Le Journal de Quebec - Weekend
À QUI PEUT-ON VRAIMENT SE FIER ?
Écrivain extraordinaire, le Français Didier van Cauwelaert s’est inspiré d’une situation en apparence banale – le remorquage d’un véhicule – pour créer une magnifique histoire qui analyse les failles de la société actuelle dans son nouveau roman, La personne de confiance. Drôle, mais aussi loufoque, décapant, tendre à la fois, cette histoire montre tant le côté bienveillant des gens que la dureté des grandes multinationales.
Didier van Cauwelaert, auteur des best-sellers Jules et Le retour de Jules, a imaginé ce roman en voyant, un jour, un gars de la fourrière enlever une voiture aux vitres fumées garée en bordure d’une rue.
« Je me suis dit que ce serait drôle qu’il y ait quelqu’un à l’intérieur et que ça déclenche une rencontre complètement inattendue avec le conducteur qui est en faute », partage-t-il, en entrevue.
Qui pouvait bien être assis à l’intérieur de cette voiture? Et si c’était une dame âgée dont la famille essaie de se débarrasser?
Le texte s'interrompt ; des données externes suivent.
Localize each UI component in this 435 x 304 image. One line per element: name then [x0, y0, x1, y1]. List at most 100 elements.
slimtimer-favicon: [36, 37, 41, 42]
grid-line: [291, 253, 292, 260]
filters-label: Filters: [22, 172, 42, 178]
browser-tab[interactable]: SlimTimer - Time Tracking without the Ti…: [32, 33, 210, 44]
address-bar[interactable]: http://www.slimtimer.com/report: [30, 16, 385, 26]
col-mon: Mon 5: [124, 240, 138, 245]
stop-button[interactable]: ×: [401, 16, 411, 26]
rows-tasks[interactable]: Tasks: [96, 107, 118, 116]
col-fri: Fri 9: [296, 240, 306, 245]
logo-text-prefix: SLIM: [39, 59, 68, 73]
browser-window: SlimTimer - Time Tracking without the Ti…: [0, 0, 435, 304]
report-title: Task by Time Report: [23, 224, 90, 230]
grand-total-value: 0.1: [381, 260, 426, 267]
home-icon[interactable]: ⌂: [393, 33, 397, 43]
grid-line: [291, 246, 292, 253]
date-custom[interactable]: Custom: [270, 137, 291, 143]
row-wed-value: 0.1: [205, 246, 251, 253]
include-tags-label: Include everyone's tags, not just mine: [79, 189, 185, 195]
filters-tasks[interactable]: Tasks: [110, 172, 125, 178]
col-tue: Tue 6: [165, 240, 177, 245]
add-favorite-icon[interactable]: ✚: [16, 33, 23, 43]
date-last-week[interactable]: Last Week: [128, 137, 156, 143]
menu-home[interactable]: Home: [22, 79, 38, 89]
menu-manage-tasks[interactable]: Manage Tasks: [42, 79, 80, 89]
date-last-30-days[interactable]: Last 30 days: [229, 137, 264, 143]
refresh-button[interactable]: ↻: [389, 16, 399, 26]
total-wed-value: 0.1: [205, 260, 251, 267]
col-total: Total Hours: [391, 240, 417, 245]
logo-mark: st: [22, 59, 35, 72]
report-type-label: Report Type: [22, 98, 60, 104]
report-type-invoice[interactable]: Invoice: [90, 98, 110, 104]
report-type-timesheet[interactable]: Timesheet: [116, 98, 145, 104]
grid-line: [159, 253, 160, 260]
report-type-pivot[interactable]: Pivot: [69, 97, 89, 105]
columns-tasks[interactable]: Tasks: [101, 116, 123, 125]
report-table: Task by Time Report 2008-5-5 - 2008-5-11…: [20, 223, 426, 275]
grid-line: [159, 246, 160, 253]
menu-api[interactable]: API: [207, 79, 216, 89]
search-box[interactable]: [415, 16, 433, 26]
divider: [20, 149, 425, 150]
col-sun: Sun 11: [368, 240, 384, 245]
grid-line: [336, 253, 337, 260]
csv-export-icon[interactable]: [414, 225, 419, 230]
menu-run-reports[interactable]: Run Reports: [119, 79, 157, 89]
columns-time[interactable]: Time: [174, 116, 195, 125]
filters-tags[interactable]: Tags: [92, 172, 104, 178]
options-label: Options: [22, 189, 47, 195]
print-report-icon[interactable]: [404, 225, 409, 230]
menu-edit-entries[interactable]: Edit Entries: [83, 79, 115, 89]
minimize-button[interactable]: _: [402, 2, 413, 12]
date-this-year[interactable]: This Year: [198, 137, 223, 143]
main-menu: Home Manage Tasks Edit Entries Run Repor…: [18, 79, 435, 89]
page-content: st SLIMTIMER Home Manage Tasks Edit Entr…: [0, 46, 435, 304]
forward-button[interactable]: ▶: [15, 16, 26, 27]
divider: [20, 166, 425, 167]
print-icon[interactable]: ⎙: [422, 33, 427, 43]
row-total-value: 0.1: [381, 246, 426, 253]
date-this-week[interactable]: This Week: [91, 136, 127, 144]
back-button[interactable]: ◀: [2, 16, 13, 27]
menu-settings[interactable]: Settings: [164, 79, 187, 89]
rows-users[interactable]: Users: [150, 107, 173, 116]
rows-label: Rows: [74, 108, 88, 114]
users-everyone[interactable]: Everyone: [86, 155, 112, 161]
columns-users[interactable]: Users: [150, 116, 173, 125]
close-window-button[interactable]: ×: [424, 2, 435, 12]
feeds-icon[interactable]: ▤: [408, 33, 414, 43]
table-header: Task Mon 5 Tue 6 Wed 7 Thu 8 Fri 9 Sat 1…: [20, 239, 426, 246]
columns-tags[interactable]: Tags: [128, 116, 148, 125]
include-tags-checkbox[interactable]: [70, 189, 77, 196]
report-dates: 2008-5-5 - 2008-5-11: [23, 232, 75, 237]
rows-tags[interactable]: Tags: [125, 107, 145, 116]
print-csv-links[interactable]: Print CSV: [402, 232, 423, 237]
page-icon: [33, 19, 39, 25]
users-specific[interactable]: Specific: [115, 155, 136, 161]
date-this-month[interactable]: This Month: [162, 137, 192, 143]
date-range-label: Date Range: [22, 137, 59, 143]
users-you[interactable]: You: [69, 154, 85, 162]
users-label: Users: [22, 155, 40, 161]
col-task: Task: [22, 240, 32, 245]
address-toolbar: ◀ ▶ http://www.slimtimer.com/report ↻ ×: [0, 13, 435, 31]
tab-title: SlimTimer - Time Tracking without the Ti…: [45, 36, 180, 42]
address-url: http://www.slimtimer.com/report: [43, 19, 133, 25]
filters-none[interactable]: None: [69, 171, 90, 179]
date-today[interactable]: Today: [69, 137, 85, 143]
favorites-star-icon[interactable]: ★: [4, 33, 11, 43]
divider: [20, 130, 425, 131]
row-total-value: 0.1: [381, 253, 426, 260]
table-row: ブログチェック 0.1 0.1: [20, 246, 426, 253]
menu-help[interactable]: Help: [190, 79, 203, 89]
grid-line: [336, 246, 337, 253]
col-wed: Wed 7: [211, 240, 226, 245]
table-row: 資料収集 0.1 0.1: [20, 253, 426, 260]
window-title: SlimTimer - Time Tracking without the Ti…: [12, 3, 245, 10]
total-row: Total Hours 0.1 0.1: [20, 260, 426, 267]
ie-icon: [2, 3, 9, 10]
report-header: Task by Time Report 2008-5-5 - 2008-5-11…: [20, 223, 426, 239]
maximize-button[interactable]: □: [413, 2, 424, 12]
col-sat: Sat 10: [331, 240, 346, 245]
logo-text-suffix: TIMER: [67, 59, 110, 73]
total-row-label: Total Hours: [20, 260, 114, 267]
Une dame immensément riche ?
« Le type de la fourrière deviendrait, en quelque sorte, son sauveteur. » Cette dame est devenue Madeleine, une Bretonne de 93 ans, héroïne de la Seconde Guerre mondiale et chef d’une multinationale.
Après avoir retrouvé toute sa lucidité – on lui avait prescrit un cocktail de médicaments qui l’avait mise hors jeu – Madeleine désigne Max comme sa personne de confiance, un statut qui existe en France, dans le Code général de la santé.
« On peut choisir la personne de confiance parmi les inconnus, la rendre décisionnaire », explique-t-il. « C’est de plus en plus utilisé parce qu’il y a eu des cas d’abus de faiblesse et des cas où la famille essayait de faire passer une personne pour démente, ou pour l’acharnement thérapeutique quand la personne n’en veut pas. »
MAX, EN GARDE À VUE
Le personnage de Max, le gars de la fourrière, démontre son grand coeur, en dépit de ses failles et de ses erreurs, et il se retrouve plongé bien malgré lui dans une aventure complètement loufoque. Il est en garde à vue quand il raconte ce qui lui est arrivé.
« J’aime bien ces personnages qui ne se résument pas à leur métier, à leur origine, qui sont des cabossés généreux de la vie. Ces gens qui sont abandonnés, et qui tout à coup ont cette hyper lucidité, qui ont la confiance des personnes qui se servent d’eux, qui les traitent mal. Ce caractère m’intéresse beaucoup chez les gens : il y a une bienveillance active, en même temps qu’une grande lucidité et un code moral derrière le côté un petit peu malin et roublard par moment. »
LA RICHE MADELEINE
Max Médard s’est vite attaché à Madeleine, cette belle Bretonne immensément riche, héritière de la compagnie de biscuits qu’elle a jadis fondée. Avec elle, Didier van Cauwelaert souhaitait faire ressortir une situation ambiguë. « Ce n’est jamais tout blanc ou tout noir », dit-il. « Oui, il y a une situation où l’on essaie de se débarrasser d’elle... mais en même temps, c’est quelqu’un qui manipule aussi. C’est quelqu’un qui peut être très dur, qui n’a jamais donné à son neveu ce qu’elle donne en même pas 24 heures à un inconnu. Je voulais que le lecteur soit en grande sympathie avec cette vieille dame, tout en se rendant compte que c’est une héroïne, mais aussi une personne invivable. »
DIDIER VAN CAUWELAERT — LA PERSONNE DE CONFIANCE
Didier van Cauwelaert cumule les succès et les prix littéraires. Il a reçu le prix Goncourt en 1994 pour Un aller simple. La comédie musicale Le Passe-muraille, créée avec le regretté Michel Legrand, est présentée à Londres. Didier van Cauwelaert signe le livret français original. Un autre projet, L’amour fantôme, inédit, sera aussi créé sans Michel Legrand. Il a écrit une nouvelle pièce qui sera jouée l’an prochain et a déjà un autre livre en chantier. Il est déjà question d’une adaptation au cinéma et au théâtre pour La personne de confiance.